If we consider the definition of rehabilitation as “a set of measures that assist individuals who experience, or are likely to experience, disability to achieve and maintain optimal functioning in interaction with their environments”, then rehabilitation is in effect composed of multiple components or “interventions”.

Most individuals participating in rehabilitation require interventions addressing one, many factors that are contributing to reduced functioning, with the overriding goal of rehabilitation being to utilise appropriate interventions that allow the individual to optimise their function.

The timing and type of intervention that a rehabilitation provider selects depend greatly on several factors which include: the aetiology and severity of the person’s health condition; the prognosis; the way in which the person’s condition affects their ability to function in their environment; as well as the individual’s identified personal goals and what it is they want to achieve from the rehabilitation process.

Different rehabilitation settings may vary in their capacities to provide specific intensities of therapies, and rehabilitation itself may vary in its intensity, generally measured by the frequency and duration of individual interventions or treatment sessions.

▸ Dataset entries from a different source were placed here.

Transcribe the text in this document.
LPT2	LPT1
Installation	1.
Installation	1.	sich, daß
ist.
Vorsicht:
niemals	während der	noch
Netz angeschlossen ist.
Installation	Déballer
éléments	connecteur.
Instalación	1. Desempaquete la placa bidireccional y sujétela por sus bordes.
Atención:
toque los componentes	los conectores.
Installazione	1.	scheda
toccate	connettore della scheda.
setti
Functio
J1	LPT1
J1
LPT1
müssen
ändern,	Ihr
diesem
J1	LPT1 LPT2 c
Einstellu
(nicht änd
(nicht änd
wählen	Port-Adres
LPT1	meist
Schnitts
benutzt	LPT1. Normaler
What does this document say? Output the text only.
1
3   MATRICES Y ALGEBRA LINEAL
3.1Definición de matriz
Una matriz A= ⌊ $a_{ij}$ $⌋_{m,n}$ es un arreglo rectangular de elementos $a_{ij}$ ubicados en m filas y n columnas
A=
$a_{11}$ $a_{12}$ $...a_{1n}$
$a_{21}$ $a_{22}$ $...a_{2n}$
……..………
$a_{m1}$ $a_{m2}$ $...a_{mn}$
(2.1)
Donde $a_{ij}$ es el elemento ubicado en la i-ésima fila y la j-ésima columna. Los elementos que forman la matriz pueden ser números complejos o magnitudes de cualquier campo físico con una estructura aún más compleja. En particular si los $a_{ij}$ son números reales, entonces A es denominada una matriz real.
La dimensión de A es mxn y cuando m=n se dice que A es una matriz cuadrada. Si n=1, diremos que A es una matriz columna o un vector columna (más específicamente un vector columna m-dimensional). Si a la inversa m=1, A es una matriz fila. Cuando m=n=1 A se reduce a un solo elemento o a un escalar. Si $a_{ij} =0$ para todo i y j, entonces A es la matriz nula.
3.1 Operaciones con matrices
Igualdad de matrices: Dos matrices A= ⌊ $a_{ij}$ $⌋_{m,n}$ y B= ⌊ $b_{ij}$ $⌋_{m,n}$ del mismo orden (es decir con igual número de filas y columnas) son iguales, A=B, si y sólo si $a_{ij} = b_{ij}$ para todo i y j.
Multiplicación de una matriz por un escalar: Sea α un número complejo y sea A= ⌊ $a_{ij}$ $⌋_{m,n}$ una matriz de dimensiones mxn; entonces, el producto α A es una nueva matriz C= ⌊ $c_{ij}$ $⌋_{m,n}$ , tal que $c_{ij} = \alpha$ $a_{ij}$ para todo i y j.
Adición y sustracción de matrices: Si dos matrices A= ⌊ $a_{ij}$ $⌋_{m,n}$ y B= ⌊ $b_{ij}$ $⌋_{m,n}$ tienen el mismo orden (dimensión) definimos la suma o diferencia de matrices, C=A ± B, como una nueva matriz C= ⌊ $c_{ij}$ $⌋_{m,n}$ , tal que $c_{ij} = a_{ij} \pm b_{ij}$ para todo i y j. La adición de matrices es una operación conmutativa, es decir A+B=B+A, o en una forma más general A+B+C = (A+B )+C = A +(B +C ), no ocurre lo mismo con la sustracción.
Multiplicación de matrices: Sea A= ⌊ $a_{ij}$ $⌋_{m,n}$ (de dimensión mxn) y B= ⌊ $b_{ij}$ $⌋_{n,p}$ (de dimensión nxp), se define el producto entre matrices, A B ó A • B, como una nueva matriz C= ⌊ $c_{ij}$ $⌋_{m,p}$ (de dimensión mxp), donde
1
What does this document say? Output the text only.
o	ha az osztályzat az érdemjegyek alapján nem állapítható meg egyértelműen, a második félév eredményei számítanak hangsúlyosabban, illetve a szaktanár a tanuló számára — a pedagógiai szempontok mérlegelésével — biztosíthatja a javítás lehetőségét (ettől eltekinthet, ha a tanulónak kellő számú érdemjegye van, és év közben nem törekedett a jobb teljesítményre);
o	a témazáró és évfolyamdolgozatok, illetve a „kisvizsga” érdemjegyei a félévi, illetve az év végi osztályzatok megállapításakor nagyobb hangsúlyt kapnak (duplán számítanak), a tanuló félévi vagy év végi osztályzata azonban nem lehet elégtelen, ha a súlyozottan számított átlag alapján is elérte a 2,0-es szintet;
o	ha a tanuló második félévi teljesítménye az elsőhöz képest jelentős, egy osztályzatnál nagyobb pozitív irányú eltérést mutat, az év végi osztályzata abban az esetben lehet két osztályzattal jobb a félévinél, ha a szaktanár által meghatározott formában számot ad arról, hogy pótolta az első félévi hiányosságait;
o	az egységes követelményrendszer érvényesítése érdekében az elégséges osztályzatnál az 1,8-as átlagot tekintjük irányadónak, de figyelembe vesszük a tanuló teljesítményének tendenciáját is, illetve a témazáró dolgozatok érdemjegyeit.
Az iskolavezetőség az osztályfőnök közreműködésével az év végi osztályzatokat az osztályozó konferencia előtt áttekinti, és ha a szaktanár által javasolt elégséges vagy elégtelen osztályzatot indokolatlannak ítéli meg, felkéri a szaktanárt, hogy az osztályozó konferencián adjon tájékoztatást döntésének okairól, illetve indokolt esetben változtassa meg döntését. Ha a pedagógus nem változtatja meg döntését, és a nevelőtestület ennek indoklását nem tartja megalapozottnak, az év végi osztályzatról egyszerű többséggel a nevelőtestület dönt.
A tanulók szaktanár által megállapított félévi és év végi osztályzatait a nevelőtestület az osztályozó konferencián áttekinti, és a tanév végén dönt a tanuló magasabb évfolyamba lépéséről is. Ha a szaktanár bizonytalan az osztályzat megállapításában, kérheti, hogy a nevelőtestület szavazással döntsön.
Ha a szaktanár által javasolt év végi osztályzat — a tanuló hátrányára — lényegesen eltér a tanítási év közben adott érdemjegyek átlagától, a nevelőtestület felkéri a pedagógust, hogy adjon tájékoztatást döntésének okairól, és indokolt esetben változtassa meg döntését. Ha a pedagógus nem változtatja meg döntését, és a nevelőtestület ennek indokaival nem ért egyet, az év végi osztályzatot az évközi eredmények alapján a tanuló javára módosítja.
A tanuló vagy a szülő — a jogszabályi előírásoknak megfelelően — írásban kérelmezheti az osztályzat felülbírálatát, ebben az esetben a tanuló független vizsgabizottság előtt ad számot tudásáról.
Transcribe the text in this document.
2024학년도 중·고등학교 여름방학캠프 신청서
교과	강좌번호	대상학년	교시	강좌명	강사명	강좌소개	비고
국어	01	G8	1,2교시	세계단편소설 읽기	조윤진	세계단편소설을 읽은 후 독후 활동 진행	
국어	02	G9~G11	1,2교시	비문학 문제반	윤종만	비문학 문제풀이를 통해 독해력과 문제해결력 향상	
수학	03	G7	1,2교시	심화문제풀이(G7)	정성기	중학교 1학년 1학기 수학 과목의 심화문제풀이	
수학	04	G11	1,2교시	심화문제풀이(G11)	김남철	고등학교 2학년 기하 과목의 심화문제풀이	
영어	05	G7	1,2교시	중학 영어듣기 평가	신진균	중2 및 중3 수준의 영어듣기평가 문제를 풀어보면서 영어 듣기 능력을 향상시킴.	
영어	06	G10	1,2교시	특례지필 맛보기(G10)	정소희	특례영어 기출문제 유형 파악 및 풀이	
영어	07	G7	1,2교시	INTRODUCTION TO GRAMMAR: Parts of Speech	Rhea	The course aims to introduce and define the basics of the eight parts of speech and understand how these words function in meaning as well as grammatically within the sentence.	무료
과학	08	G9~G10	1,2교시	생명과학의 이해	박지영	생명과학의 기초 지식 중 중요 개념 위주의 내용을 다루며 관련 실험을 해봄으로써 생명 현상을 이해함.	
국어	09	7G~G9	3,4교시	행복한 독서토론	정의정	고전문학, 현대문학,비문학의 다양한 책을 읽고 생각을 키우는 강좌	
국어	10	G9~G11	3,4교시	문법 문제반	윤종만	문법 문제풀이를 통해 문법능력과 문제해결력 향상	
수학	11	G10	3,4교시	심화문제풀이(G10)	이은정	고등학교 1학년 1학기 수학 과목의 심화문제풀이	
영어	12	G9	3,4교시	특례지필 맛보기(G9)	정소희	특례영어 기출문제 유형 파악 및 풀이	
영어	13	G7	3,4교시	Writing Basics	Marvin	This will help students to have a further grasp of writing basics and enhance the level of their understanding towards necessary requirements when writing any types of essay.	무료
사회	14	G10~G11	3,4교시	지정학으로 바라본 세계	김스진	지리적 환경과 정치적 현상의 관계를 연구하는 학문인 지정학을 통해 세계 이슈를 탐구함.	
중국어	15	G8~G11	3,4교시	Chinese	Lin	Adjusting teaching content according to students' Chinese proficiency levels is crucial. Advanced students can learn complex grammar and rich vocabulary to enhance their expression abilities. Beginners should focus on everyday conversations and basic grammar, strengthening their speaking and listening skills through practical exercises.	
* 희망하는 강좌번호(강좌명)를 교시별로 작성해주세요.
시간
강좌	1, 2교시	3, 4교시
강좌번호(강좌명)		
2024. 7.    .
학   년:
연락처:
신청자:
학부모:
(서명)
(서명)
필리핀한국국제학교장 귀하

The selection of rehabilitation interventions and intensity of rehabilitation should always be based on the individual patient’s needs, which should include their tolerance of therapeutic activities.

More importantly, rehabilitation interventions should be generally outcome-oriented, in that rehabilitation goals are developed to achieve a specific outcome that is based on the following five broad areas:

  • Prevention of the loss of function
  • Slowing the rate of loss of function
  • Improvement or restoration of function
  • Compensation for loss of function (compensatory strategies)
  • Maintenance of current function

Rehabilitation intervention is provided across the whole range of healthcare settings including the primary care setting, in the acute hospital setting (during an inpatient episode or as an outpatient referral) or in the community settings. The breadth of rehabilitation means that a range of organisations may contribute to meeting a person’s individual needs.

Rehabilitation interventions are hugely diverse and, except in rare instances, require the involvement of many different health and rehabilitation professionals and cross multiple disciplines often at the same time, which as a result make the classification of rehabilitation interventions quite complex. It is this complexity that makes the classification of rehabilitation interventions a challenge, and as a result, there is still no classification that has been universally accepted across all fields of rehabilitation currently, despite several attempts made to develop a classification system to fully describe rehabilitation interventions.

The success of most, if not all, rehabilitation interventions is entirely dependent on the commitment and engagement of the people receiving the service. For example, assistive technology or strength training is irrelevant if the person does not want to use the device or undertake exercises. Therefore, rehabilitation requires some level of patient motivation and adherence to be effective.